$M$ is a compact Riemannian manifold. $f$ is function on $M$
How to show that $\int_M(\Delta f-|\nabla f|^2)(2\Delta f-|\nabla f|^2)e^{-f} dV=\int_M-\nabla_if\nabla_i(2\Delta f-|\nabla f|^2)e^{-f}dV$?
I feel I should use integration by parts, but failed.
Thanks for any useful hint or answer.
Below picture is from 201th page of this paper.
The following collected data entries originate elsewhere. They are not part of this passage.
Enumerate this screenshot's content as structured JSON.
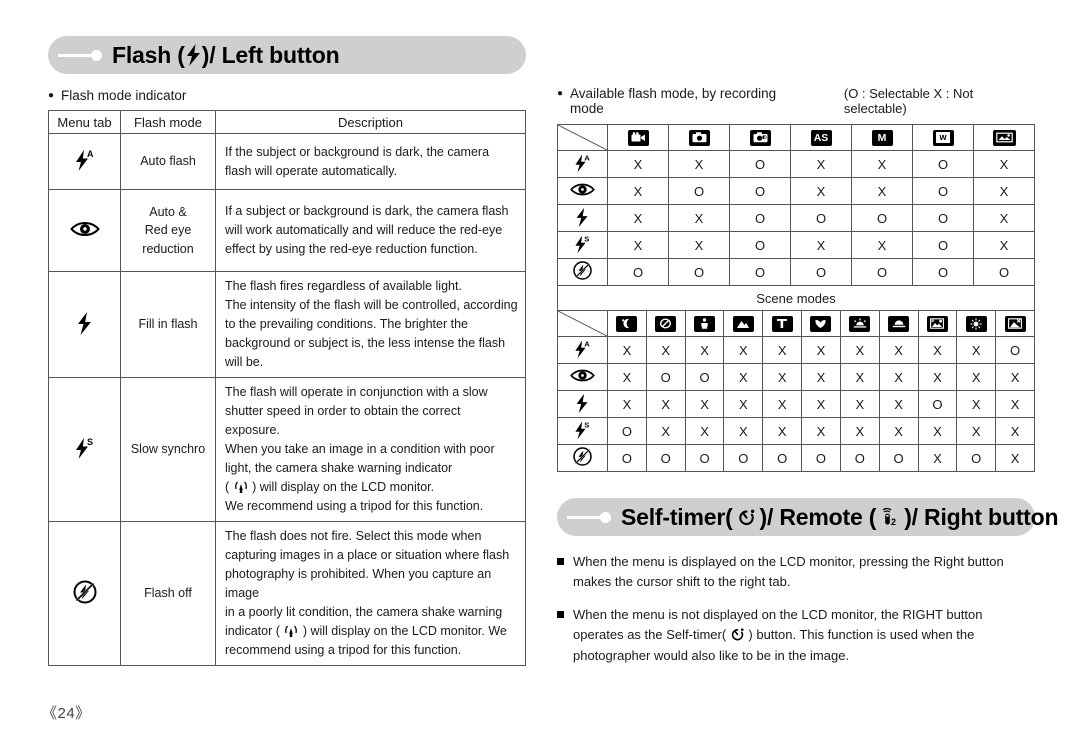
{
  "page_number": "《24》",
  "left": {
    "banner": {
      "title_before": "Flash (",
      "icon": "flash-bolt-icon",
      "title_after": ")/ Left button"
    },
    "bullet": "Flash mode indicator",
    "table": {
      "headers": [
        "Menu tab",
        "Flash mode",
        "Description"
      ],
      "rows": [
        {
          "icon": "flash-auto-icon",
          "mode": "Auto flash",
          "description": "If the subject or background is dark, the camera flash will operate automatically."
        },
        {
          "icon": "red-eye-icon",
          "mode": "Auto &\nRed eye\nreduction",
          "description": "If a subject or background is dark, the camera flash will work automatically and will reduce the red-eye effect by using the red-eye reduction function."
        },
        {
          "icon": "flash-fill-icon",
          "mode": "Fill in flash",
          "description": "The flash fires regardless of available light.\nThe intensity of the flash will be controlled, according to the prevailing conditions. The brighter the background or subject is, the less intense the flash will be."
        },
        {
          "icon": "flash-slow-sync-icon",
          "mode": "Slow synchro",
          "description_lines": [
            "The flash will operate in conjunction with a slow",
            "shutter speed in order to obtain the correct exposure.",
            "When you take an image in a condition with poor",
            "light, the camera shake warning indicator",
            "( @SHAKE@ ) will display on the LCD monitor.",
            "We recommend using a tripod for this function."
          ]
        },
        {
          "icon": "flash-off-icon",
          "mode": "Flash off",
          "description_lines": [
            "The flash does not fire. Select this mode when",
            "capturing images in a place or situation where flash",
            "photography is prohibited. When you capture an image",
            "in a poorly lit condition, the camera shake warning",
            "indicator ( @SHAKE@ ) will display on the LCD monitor. We",
            "recommend using a tripod for this function."
          ]
        }
      ]
    }
  },
  "right": {
    "bullet": "Available flash mode, by recording mode",
    "legend": "(O : Selectable X : Not selectable)",
    "recording_table": {
      "column_icons": [
        "movie-clip-icon",
        "auto-camera-icon",
        "program-camera-icon",
        "as-mode-icon",
        "manual-mode-icon",
        "w-mode-icon",
        "scene-mode-icon"
      ],
      "column_labels": [
        "",
        "",
        "",
        "AS",
        "M",
        "w",
        ""
      ],
      "row_icons": [
        "flash-auto-icon",
        "red-eye-icon",
        "flash-fill-icon",
        "flash-slow-sync-icon",
        "flash-off-icon"
      ],
      "values": [
        [
          "X",
          "X",
          "O",
          "X",
          "X",
          "O",
          "X"
        ],
        [
          "X",
          "O",
          "O",
          "X",
          "X",
          "O",
          "X"
        ],
        [
          "X",
          "X",
          "O",
          "O",
          "O",
          "O",
          "X"
        ],
        [
          "X",
          "X",
          "O",
          "X",
          "X",
          "O",
          "X"
        ],
        [
          "O",
          "O",
          "O",
          "O",
          "O",
          "O",
          "O"
        ]
      ]
    },
    "scene_table": {
      "title": "Scene modes",
      "column_icons": [
        "night-icon",
        "portrait-icon",
        "children-icon",
        "landscape-icon",
        "text-icon",
        "close-up-icon",
        "sunset-icon",
        "dawn-icon",
        "backlight-icon",
        "fireworks-icon",
        "beach-snow-icon"
      ],
      "row_icons": [
        "flash-auto-icon",
        "red-eye-icon",
        "flash-fill-icon",
        "flash-slow-sync-icon",
        "flash-off-icon"
      ],
      "values": [
        [
          "X",
          "X",
          "X",
          "X",
          "X",
          "X",
          "X",
          "X",
          "X",
          "X",
          "O"
        ],
        [
          "X",
          "O",
          "O",
          "X",
          "X",
          "X",
          "X",
          "X",
          "X",
          "X",
          "X"
        ],
        [
          "X",
          "X",
          "X",
          "X",
          "X",
          "X",
          "X",
          "X",
          "O",
          "X",
          "X"
        ],
        [
          "O",
          "X",
          "X",
          "X",
          "X",
          "X",
          "X",
          "X",
          "X",
          "X",
          "X"
        ],
        [
          "O",
          "O",
          "O",
          "O",
          "O",
          "O",
          "O",
          "O",
          "X",
          "O",
          "X"
        ]
      ]
    },
    "banner": {
      "title_a": "Self-timer(",
      "icon_a": "self-timer-icon",
      "title_b": ")/ Remote (",
      "icon_b": "remote-icon",
      "title_c": ")/ Right button"
    },
    "notes": [
      "When the menu is displayed on the LCD monitor, pressing the Right button makes the cursor shift to the right tab.",
      "When the menu is not displayed on the LCD monitor, the RIGHT button operates as the Self-timer( @TIMER@ ) button. This function is used when the photographer would also like to be in the image."
    ]
  }
}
This is integration by part, (or divergence theorem):
Write $H = 2\Delta f-|\nabla f|^2$, then $$\begin{split} \int_M \Delta f H e^{-f} dV & = -\int_M \nabla f\cdot \nabla(He^{-f} )dV \\ &= -\int_M \nabla f\cdot (e^{-f}\nabla H+ H \nabla (e^{-f}) )dV \\ &= -\int_M \nabla f \cdot \nabla H e^{-f} dV - \int_M \nabla f \cdot (e^{-f}( -\nabla f))H dV \\ &= -\int_M \nabla f \cdot \nabla H e^{-f} dV + \int_M |\nabla f|^2 H e^{-f} dV \end{split}$$
Move the second term to the left and you are done.